Resenha do site – Robocop

robocopPoucas vezes o cinema apresentou um filme de ação com tantas discussões éticas e políticas. E, acima disso, palpáveis, inteligíveis, reais e urgentes. É isso que se pode dizer do Robocop de José Padilha, que estreia no próximo final de semana no Brasil: intenso, urgente e assustadoramente premonitório.

Desde sua espetacular sequência de abertura num programa de TV sensacionalista apresentado por Samuel L. Jackson o filme transpira esta tensão e esta urgência: uma equipe do programa testemunha o sucesso dos robôs policiais numa região de guerra no Oriente Médio, enquanto o apresentador discursa sobre sua eficiência e questiona o porquê de os Estados Unidos, produtor dos robôs, não usrem sua própria tecnologia. Enquanto o discurso demagógico corre solto, uma equipe de homem bomba ataca os robôs e o caos se instala. Os ecos de Tropa de Elite (também de Padilha) estão ali: a câmera nervosa, a edição frenética. E estarão presentes ao longo do filme todo.

Se o filme de 27 anos atrás de Paul Verhooven era ácido e esmiuçava a violência nas cidades em contrapartida com os direitos civis, a refilmagem de Padilha vai além. Muito além. Eleva tudo isso à décima potência e joga na tela esses elementos mixados com fatores contemporâneos que adicionam pólvora a esta mistura: a globalização, o marketing, a crescente tecnológica, a interferência americana em territórios estrangeiros e os direitos do homem-máquina.

Quando Alex Murphy (Joel Kinnaman, da série The Killing) sofre um atentado e se transforma num androide robotizado, mas ainda “humano”, uma estratégia de marketing toma conta: os americanos rejeitam os robôs por não verem neles humanidade. A solução? Colocar um homem dentro da máquina. Porém, pouco a pouco o homem vai perdendo espaço e se tornando apenas uma máquina com rosto humano. Família, valores, discernimento, vão sendo substituídos por noções mecânicas de certo e errado e aquele homem real vai aos poucos sumindo.

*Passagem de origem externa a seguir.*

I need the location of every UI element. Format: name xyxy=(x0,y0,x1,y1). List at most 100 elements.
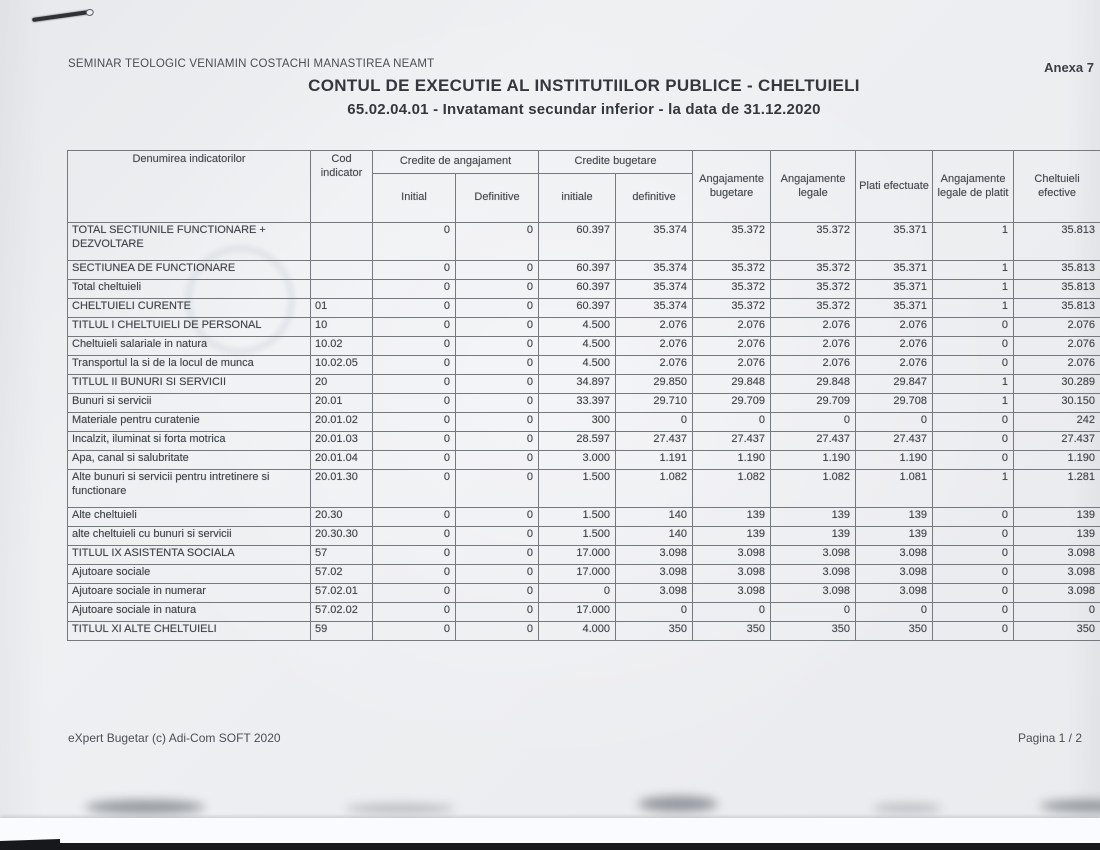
table-row: Ajutoare sociale 57.02 0 0 17.000 3.098 3.098 3… xyxy=(67,564,1100,584)
value-cell: 0 xyxy=(932,564,1015,584)
value-cell: 35.374 xyxy=(615,298,694,318)
budget-execution-table: Denumirea indicatorilor Cod indicator Cr… xyxy=(67,150,1100,641)
value-cell: 35.372 xyxy=(692,279,772,299)
col-group-credite-bugetare: Credite bugetare xyxy=(538,150,694,174)
value-cell: 0 xyxy=(454,393,540,413)
value-cell: 0 xyxy=(932,450,1015,470)
value-cell: 28.597 xyxy=(538,431,617,451)
value-cell: 1.190 xyxy=(1013,450,1100,470)
value-cell: 35.371 xyxy=(855,260,934,280)
indicator-name-cell: Transportul la si de la locul de munca xyxy=(67,355,311,375)
value-cell: 0 xyxy=(372,260,456,280)
value-cell: 0 xyxy=(454,545,540,565)
value-cell: 29.850 xyxy=(615,374,694,394)
indicator-code-cell: 20 xyxy=(310,374,373,394)
col-header-angajamente-legale-platit: Angajamente legale de platit xyxy=(932,150,1015,223)
value-cell: 3.098 xyxy=(770,545,857,565)
value-cell: 0 xyxy=(770,602,857,622)
indicator-code-cell: 01 xyxy=(310,298,373,318)
value-cell: 3.098 xyxy=(855,564,934,584)
indicator-name-cell: TITLUL IX ASISTENTA SOCIALA xyxy=(67,545,311,565)
value-cell: 4.000 xyxy=(538,621,617,641)
document-title: CONTUL DE EXECUTIE AL INSTITUTIILOR PUBL… xyxy=(308,76,860,95)
value-cell: 0 xyxy=(692,602,772,622)
value-cell: 0 xyxy=(372,621,456,641)
col-header-initiale: initiale xyxy=(538,173,617,223)
col-header-denumire: Denumirea indicatorilor xyxy=(67,150,311,223)
value-cell: 0 xyxy=(372,450,456,470)
indicator-name-cell: CHELTUIELI CURENTE xyxy=(67,298,311,318)
value-cell: 350 xyxy=(1013,621,1100,641)
indicator-code-cell: 20.01.02 xyxy=(310,412,373,432)
value-cell: 350 xyxy=(770,621,857,641)
indicator-name-cell: Ajutoare sociale in numerar xyxy=(67,583,311,603)
value-cell: 2.076 xyxy=(855,317,934,337)
value-cell: 27.437 xyxy=(770,431,857,451)
annex-label: Anexa 7 xyxy=(1044,60,1094,75)
value-cell: 34.897 xyxy=(538,374,617,394)
value-cell: 0 xyxy=(372,564,456,584)
value-cell: 0 xyxy=(770,412,857,432)
value-cell: 3.098 xyxy=(855,583,934,603)
indicator-name-cell: TITLUL II BUNURI SI SERVICII xyxy=(67,374,311,394)
table-row: TITLUL II BUNURI SI SERVICII 20 0 0 34.897 29… xyxy=(67,374,1100,394)
value-cell: 139 xyxy=(692,507,772,527)
value-cell: 35.374 xyxy=(615,260,694,280)
value-cell: 0 xyxy=(454,260,540,280)
value-cell: 35.372 xyxy=(692,298,772,318)
value-cell: 2.076 xyxy=(770,317,857,337)
value-cell: 0 xyxy=(454,431,540,451)
table-row: Bunuri si servicii 20.01 0 0 33.397 29.710 29.… xyxy=(67,393,1100,413)
value-cell: 2.076 xyxy=(615,355,694,375)
value-cell: 1.500 xyxy=(538,507,617,527)
value-cell: 33.397 xyxy=(538,393,617,413)
col-header-cod-indicator: Cod indicator xyxy=(310,150,373,223)
value-cell: 4.500 xyxy=(538,336,617,356)
value-cell: 139 xyxy=(1013,507,1100,527)
table-row: Alte cheltuieli 20.30 0 0 1.500 140 139 139 139 0… xyxy=(67,507,1100,527)
table-row: Transportul la si de la locul de munca 10… xyxy=(67,355,1100,375)
indicator-name-cell: TITLUL I CHELTUIELI DE PERSONAL xyxy=(67,317,311,337)
value-cell: 3.098 xyxy=(692,564,772,584)
value-cell: 17.000 xyxy=(538,602,617,622)
value-cell: 0 xyxy=(372,583,456,603)
value-cell: 0 xyxy=(372,602,456,622)
value-cell: 0 xyxy=(1013,602,1100,622)
value-cell: 139 xyxy=(855,526,934,546)
value-cell: 0 xyxy=(372,507,456,527)
indicator-name-cell: Alte bunuri si servicii pentru intretine… xyxy=(67,469,311,508)
value-cell: 35.371 xyxy=(855,298,934,318)
value-cell: 3.000 xyxy=(538,450,617,470)
value-cell: 35.372 xyxy=(770,298,857,318)
scan-edge-bar xyxy=(0,843,1100,850)
indicator-code-cell: 10.02 xyxy=(310,336,373,356)
value-cell: 3.098 xyxy=(1013,545,1100,565)
value-cell: 1 xyxy=(932,222,1015,261)
value-cell: 0 xyxy=(372,317,456,337)
value-cell: 1.190 xyxy=(770,450,857,470)
value-cell: 1.082 xyxy=(770,469,857,508)
indicator-code-cell: 20.01 xyxy=(310,393,373,413)
value-cell: 29.708 xyxy=(855,393,934,413)
table-row: TOTAL SECTIUNILE FUNCTIONARE + DEZVOLTAR… xyxy=(67,222,1100,261)
value-cell: 1.281 xyxy=(1013,469,1100,508)
value-cell: 0 xyxy=(454,412,540,432)
organization-name: SEMINAR TEOLOGIC VENIAMIN COSTACHI MANAS… xyxy=(68,58,435,70)
table-row: Incalzit, iluminat si forta motrica 20.01… xyxy=(67,431,1100,451)
value-cell: 0 xyxy=(372,355,456,375)
indicator-name-cell: Ajutoare sociale xyxy=(67,564,311,584)
value-cell: 3.098 xyxy=(692,545,772,565)
col-header-definitive-bugetare: definitive xyxy=(615,173,694,223)
col-header-definitive: Definitive xyxy=(454,173,540,223)
table-row: Materiale pentru curatenie 20.01.02 0 0 300 0… xyxy=(67,412,1100,432)
indicator-name-cell: alte cheltuieli cu bunuri si servicii xyxy=(67,526,311,546)
table-row: Total cheltuieli 0 0 60.397 35.374 35.372 35.3… xyxy=(67,279,1100,299)
value-cell: 35.372 xyxy=(770,222,857,261)
indicator-code-cell: 20.30 xyxy=(310,507,373,527)
indicator-code-cell: 10 xyxy=(310,317,373,337)
value-cell: 139 xyxy=(855,507,934,527)
col-group-credite-angajament: Credite de angajament xyxy=(371,150,540,174)
value-cell: 2.076 xyxy=(692,317,772,337)
indicator-name-cell: Alte cheltuieli xyxy=(67,507,311,527)
value-cell: 4.500 xyxy=(538,317,617,337)
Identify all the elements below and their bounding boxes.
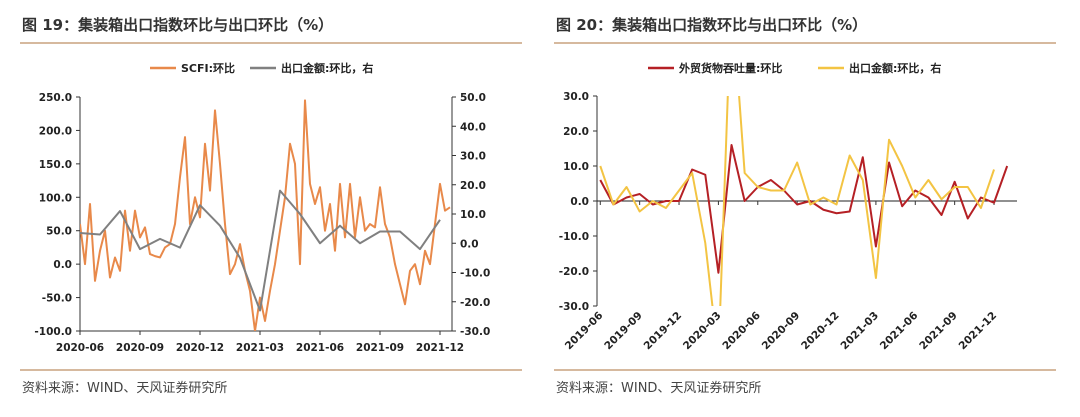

Esta é a principal questão ética do filme: até onde este homem pode ser eclipsado pelo seu lado máquina? Até onde é correto “matar” a consciência para transformá-lo num robô irracional? O embate entre o magnata de Michael Keaton e o cientista de Gary Oldman é a base das discussões neste sentido. Enquanto o discurso do apresentador de Jackson e o de um senador contra os robôs ilustra bem as questões políticas por trás de tudo. A bem da verdade, o objetivo direto não é “melhorar a segurança da população”, mas enriquecer ainda mais  a indústria da robótica. Disfarçar o benefício pessoal maquiando-o com um bem à população. Disso Padilha pode e sabe falar. Conhecimento desta causa ele tem de sobra no país onde ele nasceu.

Acima de ser um filme de ação com discussões éticas, e de lembrar em várias cenas um video game, Robocop consegue trazer diversas questões à tona sem se tornar chato e demagógico. Ainda é um filme de ação. Ainda é um triunfo (talvez o primeiro) de um diretor brasileiro em Hollywood e, em algumas cenas (como naquelas com musica se Frank Sinatra ou O Mágico de Oz – uma das melhores cenas do filme) consegue ser um clássico do mesmo patamar do original de 1987. Um filme que vale a pena não só pelo patriotismo, mas pela competência com que foi gerado.  Vem sendo dito que é um Tropa de Elite com orçamento hollywoodiano. Não deixa de ser verdade. Padilha conseguiu o impossível: imprimir sua marca de originalidade e fugir do lugar-comum numa indústria que tem por tradição anular o diretor em função do produto e criar um filme seu, com sua assinatura bem definida, na meca do cinema mundial.